Distâncias



1 – Comportamentos esperados no dérbi, a partir das escalações. O Palmeiras, provavelmente o único clube do país que de fato pode usar dois times, disposto a controlar o clássico em casa. O Corinthians, desconfiado e preocupado com os perigos inerentes ao encontro, decidido a minimizar os riscos. O que não se imaginava, talvez, fosse um jogo com apenas um chute na direção do gol registrado até os trinta minutos.

2 – O Palmeiras optou por marcar próximo à área do oponente, o que se mostrou uma ideia eficiente e, até certo ponto, lógica. O momento corintiano não é exatamente de confiança, e o mínimo tempo de trabalho do novo treinador está longe de ser suficiente para gerar ideias bem compreendidas. Scolari decidiu pressionar um adversário receoso, impedir que respirasse e pudesse se expressar livremente.

3 – O resultado foi um Palmeiras por mais tempo com a bola e muito mais presente no campo ofensivo, embora sem as ocasiões correspondentes. E um Corinthians sólido no posicionamento defensivo, mas praticamente inexistente no ataque. Em oferecimento ao público, pouco, mas ficou claro quem pretendia jogar e quem pretendia impedir.

4 – O ajuste era menos complicado para Scolari do que para Jair Ventura, por uma óbvia questão de jogadores disponíveis. A entrada de Moisés tornou o Palmeiras mais dinâmico e mais difícil de ser marcado, intensificando o cenário do primeiro tempo e aumentando a distância técnica e de atuação coletiva entre os dois times.

5 – Na jogada de Marcos Rocha para Deyverson, um gol que já se anunciava e uma evidência do que normalmente ocorre com quem apenas se defende. Basta um erro para rasgar o plano. A falha de Léo Santos permitiu a finalização do expansivo atacante palmeirense, conferindo justiça ao que o clássico exibiu até os onze minutos da segunda parte.

6 – E para um time cujos defeitos defensivos estão evidentes, a desvantagem era um problema duplo, pois seria necessário fazer escolhas que deixariam o Palmeiras um pouco mais à vontade. Mas além de uma cobrança de falta de Jadson que Henrique não conseguiu desviar para o gol, o Corinthians não esteve perto do empate.

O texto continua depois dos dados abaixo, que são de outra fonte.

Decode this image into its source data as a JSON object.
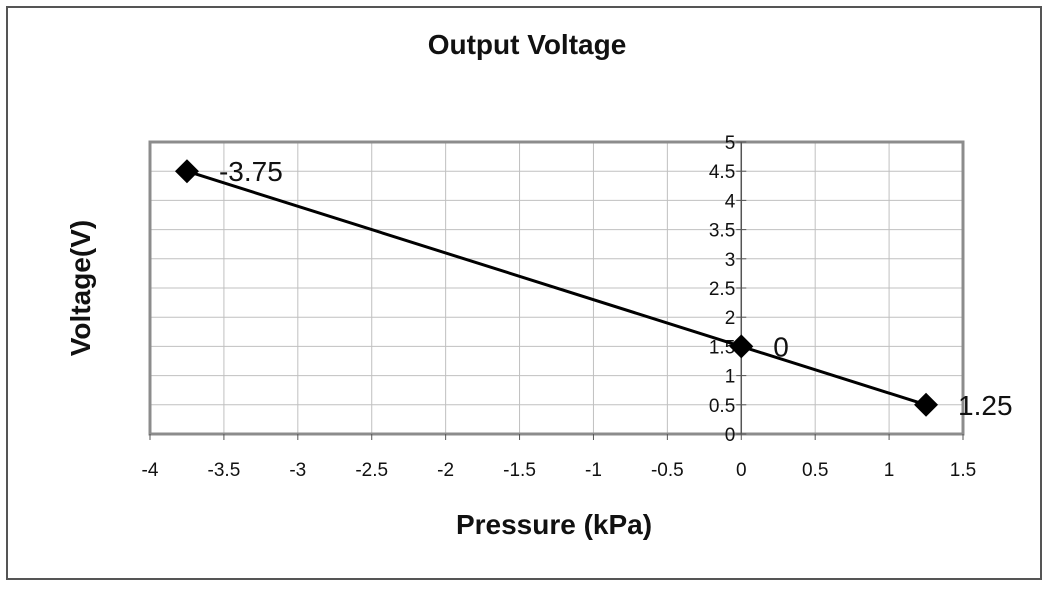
{
  "chart_data": {
    "type": "scatter",
    "title": "Output Voltage",
    "xlabel": "Pressure (kPa)",
    "ylabel": "Voltage(V)",
    "xlim": [
      -4,
      1.5
    ],
    "ylim": [
      0,
      5
    ],
    "x_ticks": [
      "-4",
      "-3.5",
      "-3",
      "-2.5",
      "-2",
      "-1.5",
      "-1",
      "-0.5",
      "0",
      "0.5",
      "1",
      "1.5"
    ],
    "y_ticks": [
      "0",
      "0.5",
      "1",
      "1.5",
      "2",
      "2.5",
      "3",
      "3.5",
      "4",
      "4.5",
      "5"
    ],
    "grid": true,
    "legend": "none",
    "series": [
      {
        "x": [
          -3.75,
          0,
          1.25
        ],
        "y": [
          4.5,
          1.5,
          0.5
        ],
        "data_labels": [
          "-3.75",
          "0",
          "1.25"
        ],
        "marker": "diamond",
        "line": true,
        "color": "#000000"
      }
    ],
    "colors": {
      "plot_border": "#8c8c8c",
      "grid": "#c0c0c0",
      "line": "#000000"
    }
  }
}
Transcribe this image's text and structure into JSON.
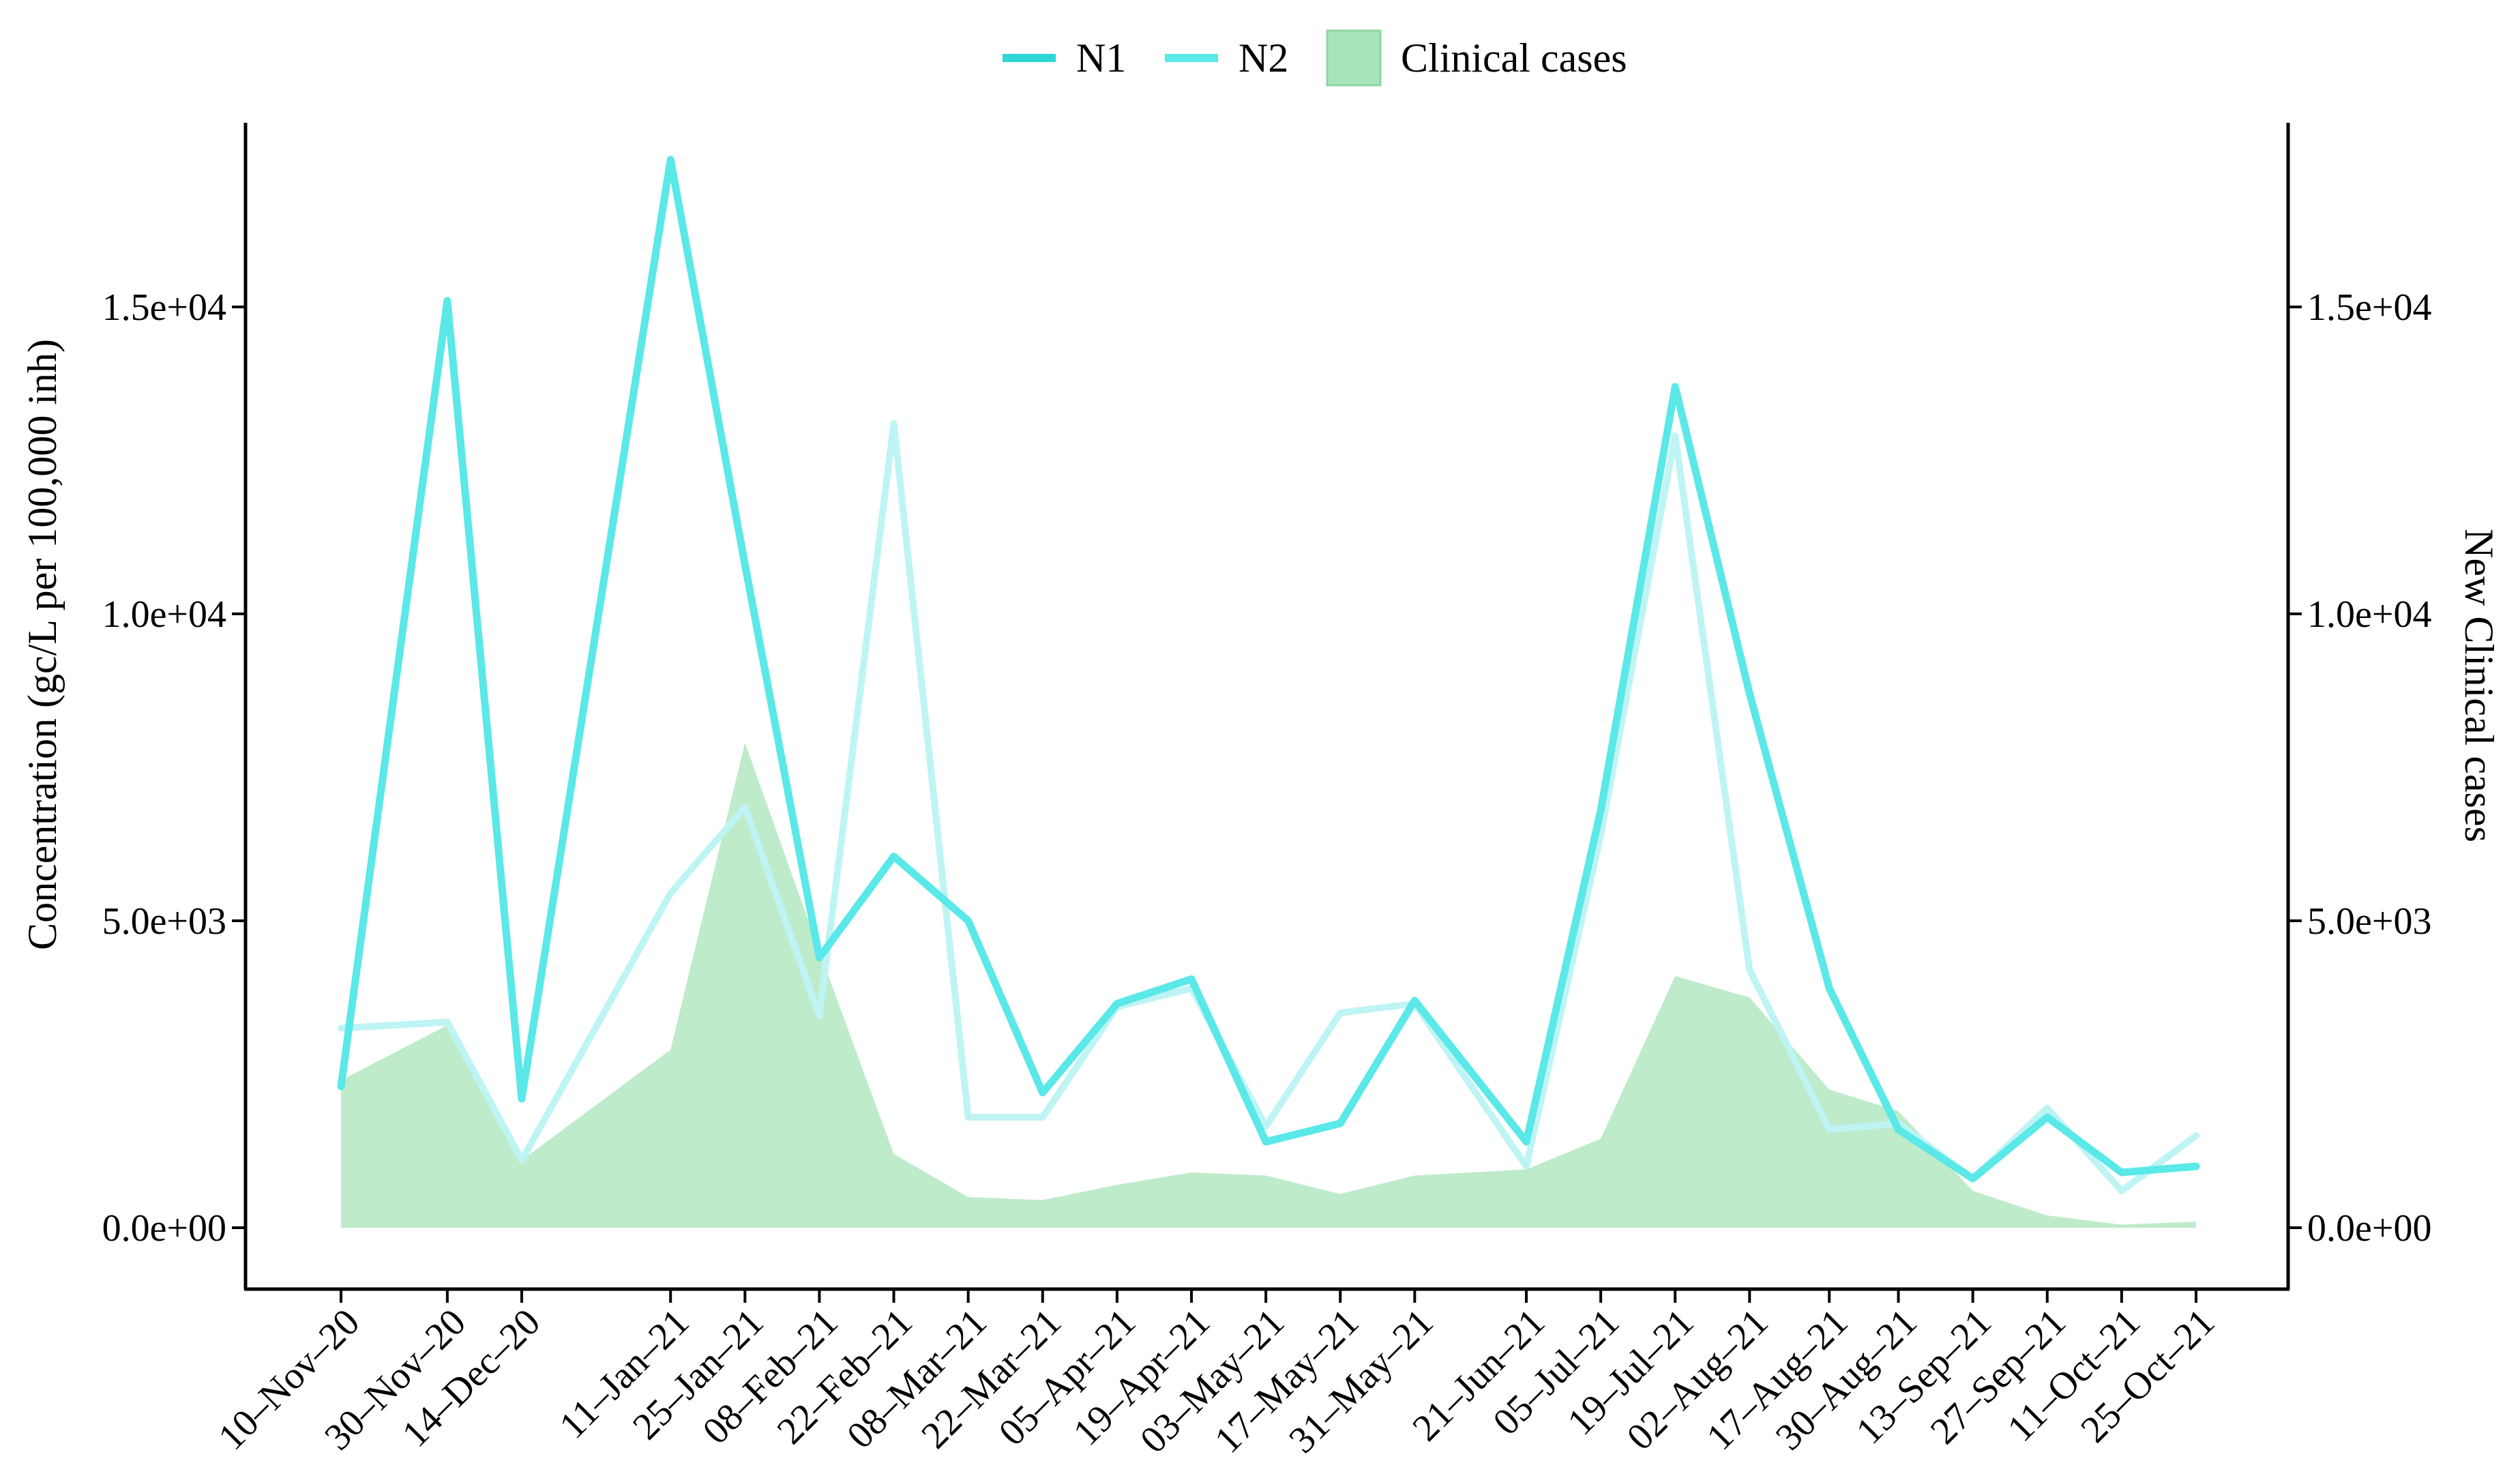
{
  "chart_data": {
    "type": "line",
    "x": [
      "10–Nov–20",
      "30–Nov–20",
      "14–Dec–20",
      "11–Jan–21",
      "25–Jan–21",
      "08–Feb–21",
      "22–Feb–21",
      "08–Mar–21",
      "22–Mar–21",
      "05–Apr–21",
      "19–Apr–21",
      "03–May–21",
      "17–May–21",
      "31–May–21",
      "21–Jun–21",
      "05–Jul–21",
      "19–Jul–21",
      "02–Aug–21",
      "17–Aug–21",
      "30–Aug–21",
      "13–Sep–21",
      "27–Sep–21",
      "11–Oct–21",
      "25–Oct–21"
    ],
    "x_dates": [
      "2020-11-10",
      "2020-11-30",
      "2020-12-14",
      "2021-01-11",
      "2021-01-25",
      "2021-02-08",
      "2021-02-22",
      "2021-03-08",
      "2021-03-22",
      "2021-04-05",
      "2021-04-19",
      "2021-05-03",
      "2021-05-17",
      "2021-05-31",
      "2021-06-21",
      "2021-07-05",
      "2021-07-19",
      "2021-08-02",
      "2021-08-17",
      "2021-08-30",
      "2021-09-13",
      "2021-09-27",
      "2021-10-11",
      "2021-10-25"
    ],
    "series": [
      {
        "name": "N1",
        "color": "#5ae8e8",
        "axis": "left",
        "values": [
          2300,
          15100,
          2100,
          17400,
          10800,
          4400,
          6050,
          5000,
          2200,
          3650,
          4050,
          1400,
          1700,
          3700,
          1400,
          6800,
          13700,
          8700,
          3900,
          1600,
          800,
          1800,
          900,
          1000
        ]
      },
      {
        "name": "N2",
        "color": "#bff4f4",
        "axis": "left",
        "values": [
          3250,
          3350,
          1100,
          5450,
          6850,
          3450,
          13100,
          1800,
          1800,
          3600,
          3900,
          1650,
          3500,
          3650,
          1000,
          6400,
          12900,
          4200,
          1600,
          1700,
          800,
          1950,
          600,
          1500
        ]
      },
      {
        "name": "Clinical cases",
        "color": "#a8e4b8",
        "axis": "right",
        "type": "area",
        "values": [
          2400,
          3300,
          1100,
          2900,
          7900,
          4500,
          1200,
          500,
          450,
          700,
          900,
          850,
          550,
          850,
          950,
          1450,
          4100,
          3750,
          2250,
          1900,
          600,
          200,
          50,
          100
        ]
      }
    ],
    "xlabel": "",
    "ylabel": "Concentration (gc/L per 100,000 inh)",
    "y2label": "New Clinical cases",
    "ylim": [
      -1000,
      18000
    ],
    "y2lim": [
      -1000,
      18000
    ],
    "yticks": [
      "0.0e+00",
      "5.0e+03",
      "1.0e+04",
      "1.5e+04"
    ],
    "yticks_values": [
      0,
      5000,
      10000,
      15000
    ],
    "y2ticks": [
      "0.0e+00",
      "5.0e+03",
      "1.0e+04",
      "1.5e+04"
    ],
    "y2ticks_values": [
      0,
      5000,
      10000,
      15000
    ],
    "legend": {
      "position": "top",
      "entries": [
        {
          "label": "N1",
          "symbol": "line",
          "color": "#2fd6d6"
        },
        {
          "label": "N2",
          "symbol": "line",
          "color": "#5ae8e8"
        },
        {
          "label": "Clinical cases",
          "symbol": "box",
          "color": "#a8e4b8"
        }
      ]
    },
    "grid": false
  }
}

7 – Dudu, sim, por pouco não aumentou a vantagem em jogada pessoal, ao criar seu caminho na área corintiana e disparar um chute forte que bateu no travessão e no chão, mas não entrou. Especialmente no segundo tempo, o atacante foi um dos principais nomes do clássico.

8 – Um princípio de confusão – absolutamente evitável – no corredor dos bancos de reservas após a substituição de Deyverson e uma caneta de Willian em Gabriel foram os momentos mais palpitantes no restante do dérbi. A superioridade do Palmeiras era notável; a chance do Corinthians conseguir um ponto, acidental. O resultado final foi natural diante do que cada rival pode fazer neste momento.

9 – Enquanto o time de Scolari é suficientemente competitivo com qualquer escalação, o – agora – de Ventura não consegue sê-lo com o que tem de melhor. A diferença é maior do que apenas um gol, o que permite ao técnico corintiano uma leitura até positiva do resultado: as falhas na defesa foram reduzidas. Ocorre que o Palmeiras não precisou de mais do que uma.

10 – Nada disso, claro, é culpa de Jair Ventura. Mas ainda que esse não seja o time que ele escolheu (assim como não era o de Loss, e não seria o de Carille, caso ainda estivesse presente), a responsabilidade para evitar um fim de ano dramático será dele. O dérbi foi uma amostra do desafio.

SÓLIDO

Alguma dúvida quanto à seriedade do Internacional? Nas últimas quatro rodadas, contra Palmeiras, Cruzeiro, Flamengo e Grêmio: dois empates e duas vitórias.

SIMPLES

A questão não é por que só a seleção brasileira joga quando as competições estão em andamento. É por que só as competições brasileiras estão em andamento quando a seleção joga. Não esqueça de quem é a culpa.